Seit November 2017 sind die Energiepreise erstmals wieder leicht gesunken, zeigt eine Analyse der European Climate Foundation. Hauptsächlich ist demnach der Trend bei den Heizölkosten für den Preisrückgang verantwortlich. Bei Strom, Gas und Benzin hat sich nämlich kaum etwas verändert.

Energiepreise© Kautz15 / Fotolia.com

Energiepreise sinken insgesamt wegen günstigem Heizöl

Berlin - Die Energiekosten für Deutschlands Verbraucher sind im Februar erstmals seit November wieder gefallen – gegenüber Januar sanken sie im Schnitt um 0,5 Prozent. Verantwortlich für den Rückgang war vor allem, dass Heizöl nach längerer Verteuerung wieder deutlich billiger wurde (um 5 Prozent). Gesunken sind im Februar auch die Preise für Gas (um 0,2 Prozent). Die Preise für Strom sowie die Kosten für Zentralheizung und Fernwärme stiegen dagegen leicht (jeweils um 0,1 Prozent), während die Preise für Kraftstoffe unverändert blieben. Dies ergibt die jüngste Auswertung des Energiepreismonitors durch die European Climate Foundation (ECF).

Internationale Rohstoffpreise beeinflussen Energiepreise in Deutschland stark

Auch in diesem Monat waren die Trends auf den internationalen Rohstoffmärkten ausschlaggebend für die Entwicklung der deutschen Energiepreise, berichtet die ECF weiter. So fielen erstmals auch die Rohölkurse deutlich - sie waren seit Sommer 2017 kontinuierlich gestiegen. Gegenüber Januar lagen die Preise für Rohöl um 4,3 Prozent niedriger – im Schnitt jetzt bei 66,51 US-Dollar je Barrel (159 Liter), wie das Hamburger HWWI-Institut ermittelte. Auch der monatlich berechnete HWWI-Index für alle Energierohstoffe zusammen fiel dank des Rückgangs bei den Ölpreisen (minus 6,8 Prozent). Auch hier hatte es der ECF zufolge zuvor über Monate deutliche Anstiege gegeben. Grund für die sinkenden Rohölpreise sei unter anderem, dass die Ölanbieter mehr produzierten als sie verkaufen konnten, was dazu geführt habe, dass sich die Lager füllten.

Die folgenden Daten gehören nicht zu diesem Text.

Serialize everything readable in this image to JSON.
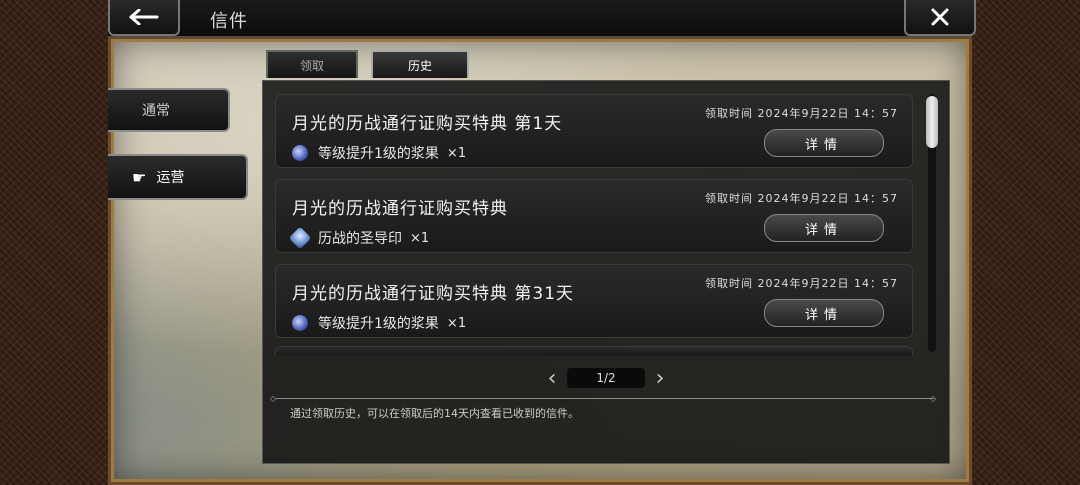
{
  "header": {
    "title": "信件"
  },
  "side_tabs": [
    {
      "label": "通常"
    },
    {
      "label": "运营"
    }
  ],
  "top_tabs": [
    {
      "label": "领取"
    },
    {
      "label": "历史"
    }
  ],
  "mails": [
    {
      "title": "月光的历战通行证购买特典  第1天",
      "time": "领取时间  2024年9月22日  14：57",
      "item": "等级提升1级的浆果",
      "qty": "×1",
      "detail": "详情"
    },
    {
      "title": "月光的历战通行证购买特典",
      "time": "领取时间  2024年9月22日  14：57",
      "item": "历战的圣导印",
      "qty": "×1",
      "detail": "详情"
    },
    {
      "title": "月光的历战通行证购买特典  第31天",
      "time": "领取时间  2024年9月22日  14：57",
      "item": "等级提升1级的浆果",
      "qty": "×1",
      "detail": "详情"
    }
  ],
  "pager": {
    "text": "1/2"
  },
  "footnote": "通过领取历史，可以在领取后的14天内查看已收到的信件。",
  "icons": {
    "back": "arrow-left-icon",
    "close": "close-icon",
    "hand": "pointing-hand-icon",
    "berry": "berry-gem-icon",
    "seal": "seal-crystal-icon"
  }
}
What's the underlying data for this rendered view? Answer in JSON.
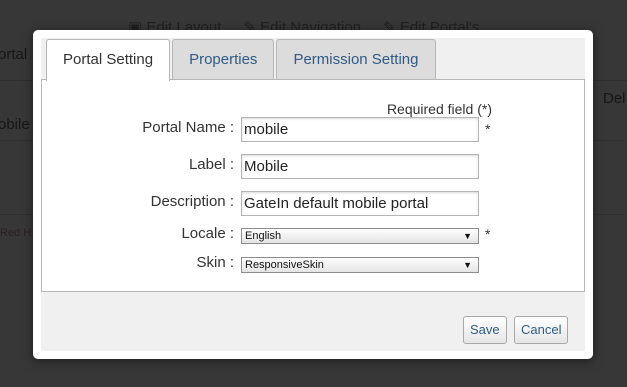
{
  "background": {
    "toolbar": [
      "Edit Layout",
      "Edit Navigation",
      "Edit Portal's"
    ],
    "left_texts": [
      "ortal",
      "obile"
    ],
    "right_text": "Del",
    "footer_text": "Red H"
  },
  "dialog": {
    "tabs": [
      {
        "label": "Portal Setting",
        "active": true
      },
      {
        "label": "Properties",
        "active": false
      },
      {
        "label": "Permission Setting",
        "active": false
      }
    ],
    "required_note": "Required field (*)",
    "fields": {
      "portal_name": {
        "label": "Portal Name :",
        "value": "mobile",
        "required": "*"
      },
      "label": {
        "label": "Label :",
        "value": "Mobile"
      },
      "description": {
        "label": "Description :",
        "value": "GateIn default mobile portal"
      },
      "locale": {
        "label": "Locale :",
        "value": "English",
        "required": "*"
      },
      "skin": {
        "label": "Skin :",
        "value": "ResponsiveSkin"
      }
    },
    "buttons": {
      "save": "Save",
      "cancel": "Cancel"
    }
  },
  "icons": {
    "dropdown": "caret-down-icon",
    "toolbar": "edit-icon"
  },
  "colors": {
    "tab_link": "#2f5b86",
    "dialog_bg": "#f0f0f0",
    "overlay": "#3a3a3a"
  }
}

Energiepreise im Jahresvergleich

Durch den jüngsten Rückgang sei bei den Energiepreisen auch der zwischenzeitliche Anstieg aus den vergangenen Monaten wieder wettgemacht worden, berichtet die ECF weiter. Die Preise hätten im Schnitt im Februar nur noch um 0,1 Prozent höher gelegen als ein Jahr zuvor. Damit wirke die Entwicklung bei den Energiepreisen im Jahresvergleich auch weder belastend noch entlastend auf die Verteuerung der Lebenshaltungskosten insgesamt in Deutschland. Die Inflation läge mit und ohne Einrechnung der Energiekosten bei lediglich 1,4 Prozent.